Categories:

Query Syntax

# WITH¶

The WITH clause is an optional clause that precedes the body of the SELECT statement, and defines one or more CTEs (common table expressions) that can be used later in the statement. For example, CTEs can be referenced in the FROM clause.

CONNECT BY

## Syntax¶

Subquery:

[ WITH
<cte_name1> [ ( <cte_column_list> ) ] AS ( SELECT ...  )
[ , <cte_name2> [ ( <cte_column_list> ) ] AS ( SELECT ...  ) ]
[ , <cte_nameN> [ ( <cte_column_list> ) ] AS ( SELECT ...  ) ]
]
SELECT ...


Recursive CTE:

[ WITH [ RECURSIVE ]
<cte_name1> ( <cte_column_list> ) AS ( anchorClause UNION ALL recursiveClause )
[ , <cte_name2> ( <cte_column_list> ) AS ( anchorClause UNION ALL recursiveClause ) ]
[ , <cte_nameN> ( <cte_column_list> ) AS ( anchorClause UNION ALL recursiveClause ) ]
]
SELECT ...


Where:

anchorClause ::=
SELECT <anchor_column_list> FROM ...

recursiveClause ::=
SELECT <recursive_column_list> FROM ... [ JOIN ... ]

cte_name1 , cte_nameN

The CTE name must follow the rules for views and similar object identifiers.

cte_column_list

The names of the columns in the CTE (common table expression).

anchor_column_list

The columns used in the anchor clause for the recursive CTE. The columns in this list must correspond to the columns defined in cte_column_list.

recursive_column_list

The columns used in the recursive clause for the recursive CTE. The columns in this list must correspond to the columns defined in cte_column_list.

For more details, see Anchor Clause and Recursive Clause (in this topic). For a detailed explanation of how the anchor clause and recursive clause work together, see Working with CTEs (Common Table Expressions).

## Usage Notes¶

### General Usage¶

• A WITH clause can refer recursively to itself, and to other CTEs that appear earlier in the same clause. For instance, cte_name2 can refer to cte_name1 and itself, while cte_name1 can refer to itself, but not to cte_name2.

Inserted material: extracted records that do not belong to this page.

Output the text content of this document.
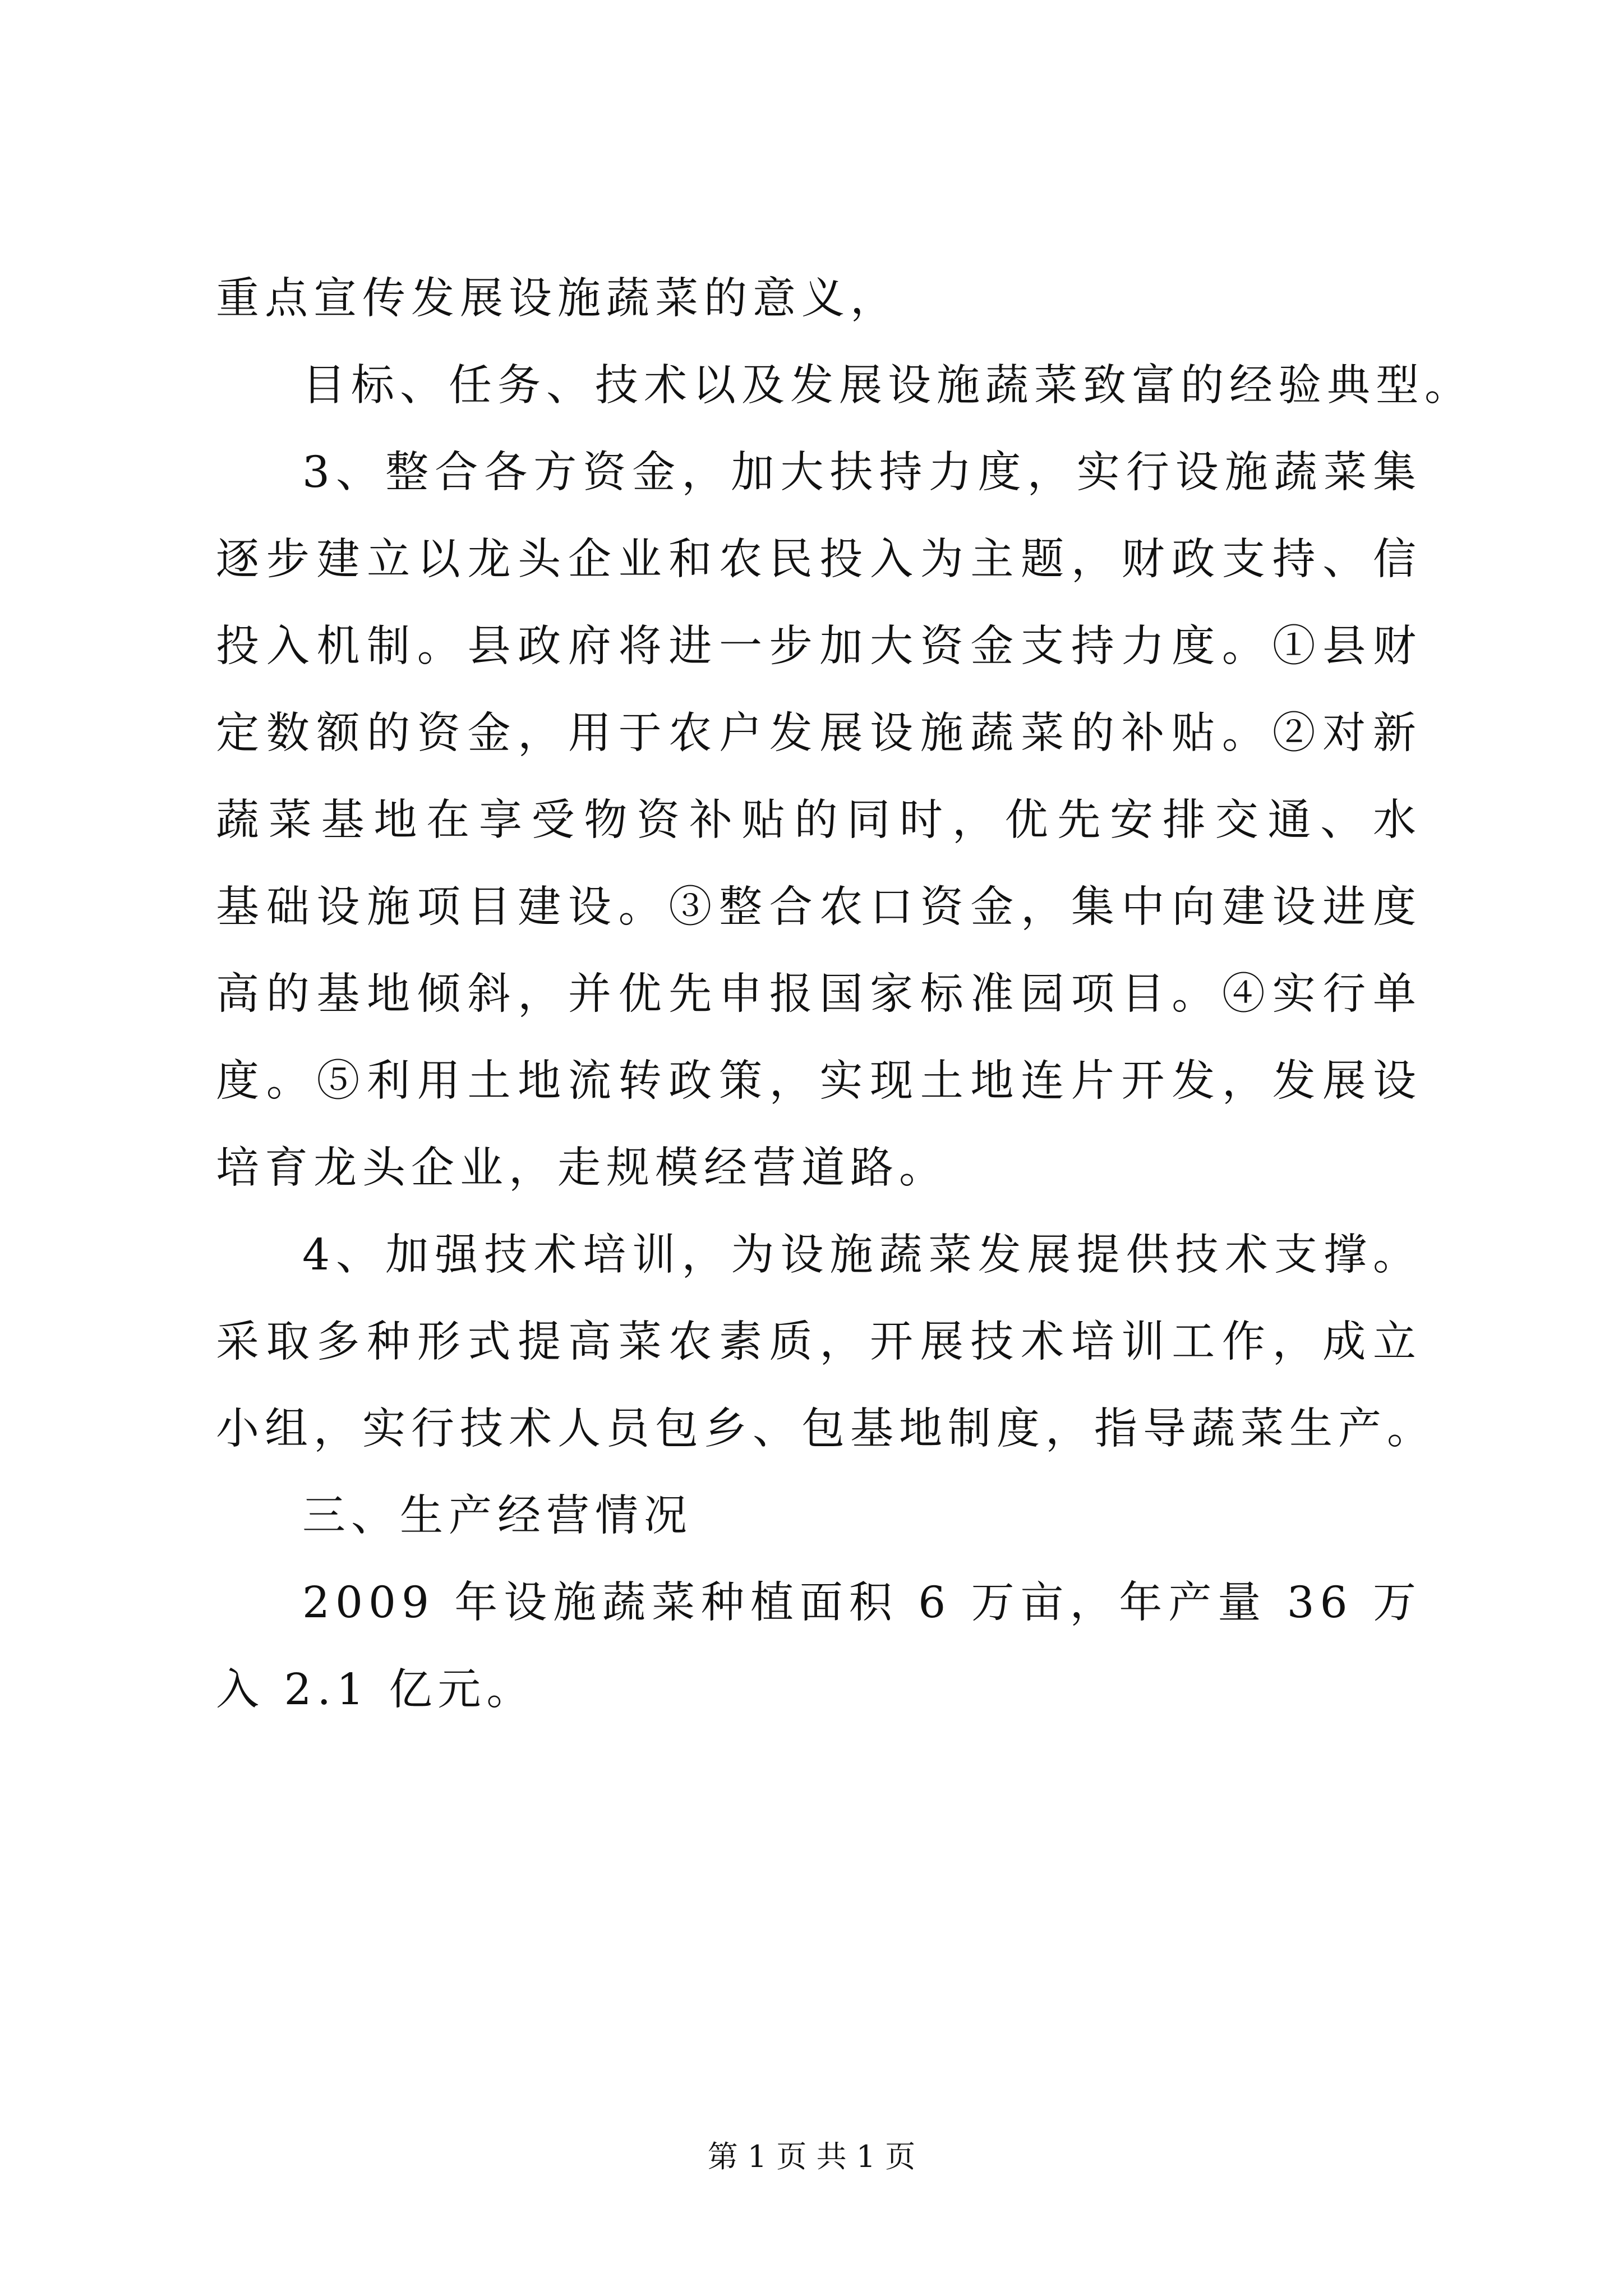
重点宣传发展设施蔬菜的意义，
目标、任务、技术以及发展设施蔬菜致富的经验典型。
3、整合各方资金，加大扶持力度，实行设施蔬菜集
逐步建立以龙头企业和农民投入为主题，财政支持、信
投入机制。县政府将进一步加大资金支持力度。①县财
定数额的资金，用于农户发展设施蔬菜的补贴。②对新
蔬菜基地在享受物资补贴的同时，优先安排交通、水
基础设施项目建设。③整合农口资金，集中向建设进度
高的基地倾斜，并优先申报国家标准园项目。④实行单
度。⑤利用土地流转政策，实现土地连片开发，发展设
培育龙头企业，走规模经营道路。
4、加强技术培训，为设施蔬菜发展提供技术支撑。
采取多种形式提高菜农素质，开展技术培训工作，成立
小组，实行技术人员包乡、包基地制度，指导蔬菜生产。
三、生产经营情况
2009 年设施蔬菜种植面积 6 万亩，年产量 36 万
入 2.1 亿元。
第 1 页 共 1 页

• You can mix recursive and non-recursive (iterative and non-iterative) CTE clauses in the WITH clause. The CTE clauses should be ordered such that, if a CTE needs to reference another CTE, the CTE to be referenced should be defined earlier in the statement (e.g. the second CTE can refer to the first CTE, but not vice versa).

The CTEs do not need to be listed in order based on whether they are recursive or not. For example, a non-recursive CTE can be listed immediately after the keyword RECURSIVE, and a recursive CTE can come after that non-recursive CTE.

Within a recursive CTE, either the anchor clause or the recursive clause (or both) can refer to another CTE(s).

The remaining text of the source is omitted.